Reportée une première fois en raison de la crise sanitaire, cette exposition rassemble un lot inédit d’aquarelles réalisées par Gustave Moreau (1826-1898) qui illustrent pas moins de soixante-quatre fables de Jean de la Fontaine.
Pour la première fois depuis plus d’un siècle, le public est invité à se délecter de cette série d’illustrations des Fables de La Fontaine par le peintre symboliste Gustave Moreau, plus généralement connu pour ses grandes toiles mystiques d’inspiration littéraire, biblique ou mythologique. Une exposition qui jette la lumière sur un pan méconnu de son œuvre, étant donné le secret relatif dans lequel ont reposé ces aquarelles pendant plus d’un siècle. Issues d’une collection privée, celles-ci étaient pour la dernière fois exposées conjointement au public en 1906.

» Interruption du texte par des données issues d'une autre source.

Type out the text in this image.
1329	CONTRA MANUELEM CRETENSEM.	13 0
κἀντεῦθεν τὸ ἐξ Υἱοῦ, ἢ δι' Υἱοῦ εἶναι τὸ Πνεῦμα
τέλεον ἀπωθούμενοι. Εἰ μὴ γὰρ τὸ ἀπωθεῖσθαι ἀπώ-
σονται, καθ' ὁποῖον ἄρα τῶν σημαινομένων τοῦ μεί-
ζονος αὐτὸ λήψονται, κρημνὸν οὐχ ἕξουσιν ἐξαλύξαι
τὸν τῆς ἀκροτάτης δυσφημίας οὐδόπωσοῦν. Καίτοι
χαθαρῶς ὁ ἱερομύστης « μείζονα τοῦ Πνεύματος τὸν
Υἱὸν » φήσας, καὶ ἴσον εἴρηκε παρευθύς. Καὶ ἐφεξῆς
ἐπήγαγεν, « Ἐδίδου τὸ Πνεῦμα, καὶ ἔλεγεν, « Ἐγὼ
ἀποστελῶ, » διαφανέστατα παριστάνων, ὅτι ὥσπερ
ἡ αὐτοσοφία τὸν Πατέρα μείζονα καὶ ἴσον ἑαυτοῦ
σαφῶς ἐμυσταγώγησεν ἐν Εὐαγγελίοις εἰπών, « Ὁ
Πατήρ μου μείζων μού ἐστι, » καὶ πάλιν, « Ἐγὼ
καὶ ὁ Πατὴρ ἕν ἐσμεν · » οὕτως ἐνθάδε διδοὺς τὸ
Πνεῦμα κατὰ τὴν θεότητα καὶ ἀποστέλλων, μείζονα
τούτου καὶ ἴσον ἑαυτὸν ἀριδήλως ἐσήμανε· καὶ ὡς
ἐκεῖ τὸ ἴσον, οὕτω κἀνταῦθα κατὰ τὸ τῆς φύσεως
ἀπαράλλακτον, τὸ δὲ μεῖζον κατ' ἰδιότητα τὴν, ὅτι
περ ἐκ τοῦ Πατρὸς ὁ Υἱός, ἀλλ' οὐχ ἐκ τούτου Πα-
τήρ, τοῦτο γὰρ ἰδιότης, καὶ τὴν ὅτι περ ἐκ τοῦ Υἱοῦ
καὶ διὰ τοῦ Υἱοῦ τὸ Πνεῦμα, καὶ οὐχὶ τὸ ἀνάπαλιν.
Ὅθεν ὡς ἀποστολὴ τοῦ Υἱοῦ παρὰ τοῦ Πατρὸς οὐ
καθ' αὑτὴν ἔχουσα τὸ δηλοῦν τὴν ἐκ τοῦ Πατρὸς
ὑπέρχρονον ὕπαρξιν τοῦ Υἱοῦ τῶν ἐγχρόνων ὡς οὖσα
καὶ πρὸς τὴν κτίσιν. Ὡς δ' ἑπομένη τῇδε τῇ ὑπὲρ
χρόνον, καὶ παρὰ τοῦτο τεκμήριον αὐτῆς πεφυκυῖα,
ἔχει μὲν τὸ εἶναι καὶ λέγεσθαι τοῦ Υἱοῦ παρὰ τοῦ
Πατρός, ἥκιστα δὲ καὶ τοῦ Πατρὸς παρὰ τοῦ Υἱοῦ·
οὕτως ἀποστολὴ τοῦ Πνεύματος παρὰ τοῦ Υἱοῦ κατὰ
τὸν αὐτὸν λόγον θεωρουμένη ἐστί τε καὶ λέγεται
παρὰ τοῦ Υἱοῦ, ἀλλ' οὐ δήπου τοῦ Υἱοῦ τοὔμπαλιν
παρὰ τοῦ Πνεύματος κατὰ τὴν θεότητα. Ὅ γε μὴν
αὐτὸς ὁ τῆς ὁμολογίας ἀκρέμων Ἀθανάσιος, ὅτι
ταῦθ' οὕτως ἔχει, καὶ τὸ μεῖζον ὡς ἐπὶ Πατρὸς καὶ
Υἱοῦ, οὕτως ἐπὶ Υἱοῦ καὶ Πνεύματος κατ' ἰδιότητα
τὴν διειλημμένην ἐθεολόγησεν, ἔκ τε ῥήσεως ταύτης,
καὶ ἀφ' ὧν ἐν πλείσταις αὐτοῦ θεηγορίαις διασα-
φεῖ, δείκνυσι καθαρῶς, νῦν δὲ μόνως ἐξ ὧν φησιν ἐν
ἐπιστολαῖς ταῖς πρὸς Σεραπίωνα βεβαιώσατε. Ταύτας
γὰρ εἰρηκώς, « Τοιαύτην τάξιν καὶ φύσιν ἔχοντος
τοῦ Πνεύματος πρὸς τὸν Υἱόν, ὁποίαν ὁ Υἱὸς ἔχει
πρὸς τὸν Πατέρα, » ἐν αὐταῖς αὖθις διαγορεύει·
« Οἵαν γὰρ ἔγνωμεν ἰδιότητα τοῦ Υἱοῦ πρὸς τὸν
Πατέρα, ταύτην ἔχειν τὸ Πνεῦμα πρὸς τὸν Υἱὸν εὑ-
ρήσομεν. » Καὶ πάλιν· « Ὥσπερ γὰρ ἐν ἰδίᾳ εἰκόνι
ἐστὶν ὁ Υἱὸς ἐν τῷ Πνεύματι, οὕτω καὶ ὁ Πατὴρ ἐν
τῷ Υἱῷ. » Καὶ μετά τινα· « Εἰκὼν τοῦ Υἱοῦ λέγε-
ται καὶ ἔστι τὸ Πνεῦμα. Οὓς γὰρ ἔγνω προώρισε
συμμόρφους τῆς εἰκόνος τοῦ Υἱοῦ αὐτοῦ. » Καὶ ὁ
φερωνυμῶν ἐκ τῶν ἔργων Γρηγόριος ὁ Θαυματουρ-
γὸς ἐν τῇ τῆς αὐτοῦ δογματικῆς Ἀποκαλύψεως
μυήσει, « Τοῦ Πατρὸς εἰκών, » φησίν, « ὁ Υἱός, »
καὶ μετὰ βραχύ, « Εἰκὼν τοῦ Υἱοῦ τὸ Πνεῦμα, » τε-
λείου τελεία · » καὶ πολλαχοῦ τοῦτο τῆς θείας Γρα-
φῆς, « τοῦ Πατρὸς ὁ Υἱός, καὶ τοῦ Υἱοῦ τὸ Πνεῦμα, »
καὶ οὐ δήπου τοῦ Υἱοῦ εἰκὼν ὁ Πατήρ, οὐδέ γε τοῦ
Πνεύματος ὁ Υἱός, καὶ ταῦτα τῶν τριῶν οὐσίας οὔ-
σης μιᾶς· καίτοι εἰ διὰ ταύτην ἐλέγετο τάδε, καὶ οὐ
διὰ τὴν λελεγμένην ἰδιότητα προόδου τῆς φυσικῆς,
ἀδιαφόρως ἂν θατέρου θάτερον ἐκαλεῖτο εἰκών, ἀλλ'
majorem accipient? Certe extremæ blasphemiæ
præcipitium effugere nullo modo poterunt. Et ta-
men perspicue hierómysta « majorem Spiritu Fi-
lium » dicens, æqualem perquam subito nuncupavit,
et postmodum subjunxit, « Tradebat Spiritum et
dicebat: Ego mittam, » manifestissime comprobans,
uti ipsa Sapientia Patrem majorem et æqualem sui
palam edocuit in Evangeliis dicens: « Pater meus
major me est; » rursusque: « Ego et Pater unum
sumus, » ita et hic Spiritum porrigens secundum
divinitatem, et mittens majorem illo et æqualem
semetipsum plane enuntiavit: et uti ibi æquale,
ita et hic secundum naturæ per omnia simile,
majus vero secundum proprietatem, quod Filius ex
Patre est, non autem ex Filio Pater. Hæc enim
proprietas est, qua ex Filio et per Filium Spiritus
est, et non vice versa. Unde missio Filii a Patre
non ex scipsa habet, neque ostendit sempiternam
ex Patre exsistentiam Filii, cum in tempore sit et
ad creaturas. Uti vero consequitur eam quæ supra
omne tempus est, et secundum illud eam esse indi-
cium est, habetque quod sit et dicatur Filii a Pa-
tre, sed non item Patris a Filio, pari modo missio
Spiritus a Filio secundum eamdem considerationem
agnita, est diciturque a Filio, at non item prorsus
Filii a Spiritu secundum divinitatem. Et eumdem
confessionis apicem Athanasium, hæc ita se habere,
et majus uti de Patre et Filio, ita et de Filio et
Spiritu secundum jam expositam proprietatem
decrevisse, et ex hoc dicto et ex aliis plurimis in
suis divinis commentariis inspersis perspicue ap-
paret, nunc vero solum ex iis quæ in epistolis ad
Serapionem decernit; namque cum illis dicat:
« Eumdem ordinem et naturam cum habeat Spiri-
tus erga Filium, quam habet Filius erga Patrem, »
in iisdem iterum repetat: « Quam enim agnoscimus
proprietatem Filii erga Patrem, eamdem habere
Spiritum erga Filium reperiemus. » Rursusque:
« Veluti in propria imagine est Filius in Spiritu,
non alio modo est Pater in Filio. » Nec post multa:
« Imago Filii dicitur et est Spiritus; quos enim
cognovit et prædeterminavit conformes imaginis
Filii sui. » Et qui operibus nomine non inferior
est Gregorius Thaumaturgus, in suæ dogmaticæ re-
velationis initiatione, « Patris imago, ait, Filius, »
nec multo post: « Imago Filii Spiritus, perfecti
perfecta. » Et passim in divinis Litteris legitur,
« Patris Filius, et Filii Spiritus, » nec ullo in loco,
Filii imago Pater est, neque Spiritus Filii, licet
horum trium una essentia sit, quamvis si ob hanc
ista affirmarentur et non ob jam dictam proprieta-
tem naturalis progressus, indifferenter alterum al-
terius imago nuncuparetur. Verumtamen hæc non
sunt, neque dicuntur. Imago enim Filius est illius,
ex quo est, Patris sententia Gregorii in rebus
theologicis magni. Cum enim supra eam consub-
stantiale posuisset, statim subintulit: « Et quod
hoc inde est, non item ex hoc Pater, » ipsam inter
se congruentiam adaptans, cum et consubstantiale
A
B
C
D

C’est donc en plein coeur de La Nouvelle Athènes, ce quartier du 9e arrondissement de Paris prisé des artistes romantiques du XIXe siècle – à l’instar d’Eugène Delacroix, Alexandre Dumas, George Sand ou Frédéric Chopin – que les soixante-quatre illustrations des Fables ont enfin pu être réunies grâce au musée national Gustave Moreau, dans ce qui fut à la fois la maison et l’atelier du peintre. Une exposition d’autant plus compliquée à mettre sur pied que vingt-huit de ces aquarelles seront spoliées pendant la Seconde Guerre mondiale et ne sont connues aujourd’hui qu’à travers des photographies en noir et blanc. Pour combler ce manque, les commissaires de l’exposition ont pris le pari de mettre en avant les dessins préparatoires aux œuvres manquantes plutôt que de les exposer à travers leurs traces photographiques, rendant ainsi compte du processus créatif du peintre.
« Je me sers d’Animaux pour instruire les hommes. »
Jean de La Fontaine
Scénographiquement, les trente-cinq aquarelles colorées dessinées pour Antony Roux (1833-1913), commanditaire des illustrations, côtoient les nombreux dessins et aquarelles préparatoires tout au long de l’exposition, distinguées seulement – au-delà de l’aspect évidemment inachevé de ces dessins – par la couleur des cadres : dorés pour les oeuvres préparatoires, noirs pour les aquarelles achevées. Un parti pris qui facilite nettement le parcours de l’exposition, dans un cadre déjà foisonnant (le musée à lui seul vaut le détour). On retrouve ainsi les fables les plus emblématiques de La Fontaine telles que Le Corbeau et le Renard, La Cigale et la Fourmi, Le Loup et l’Agneau ou encore Le Rat de ville et le Rat des champs, pour lesquelles Moreau témoigne d’une grande maîtrise formelle acquise, entre autres, au cours des observations qu’il mène au Muséum d’histoire naturelle ainsi qu’auprès des peintres hollandais exposés au Musée du Louvre. On y découvre également des fables plus méconnues où Moreau laisse libre cours à son onirisme, à l’image du Dragon à plusieurs têtes et à plusieurs queues ou de l’Allégorie de la fable, une des deux premières œuvres livrées à Antony Roux en 1879 et qui constitue le frontispice de l’ouvrage. Il ne reste plus qu’à espérer que ces aquarelles exceptionnelles ne retourneront pas dans l’ombre pour les cent ans à venir.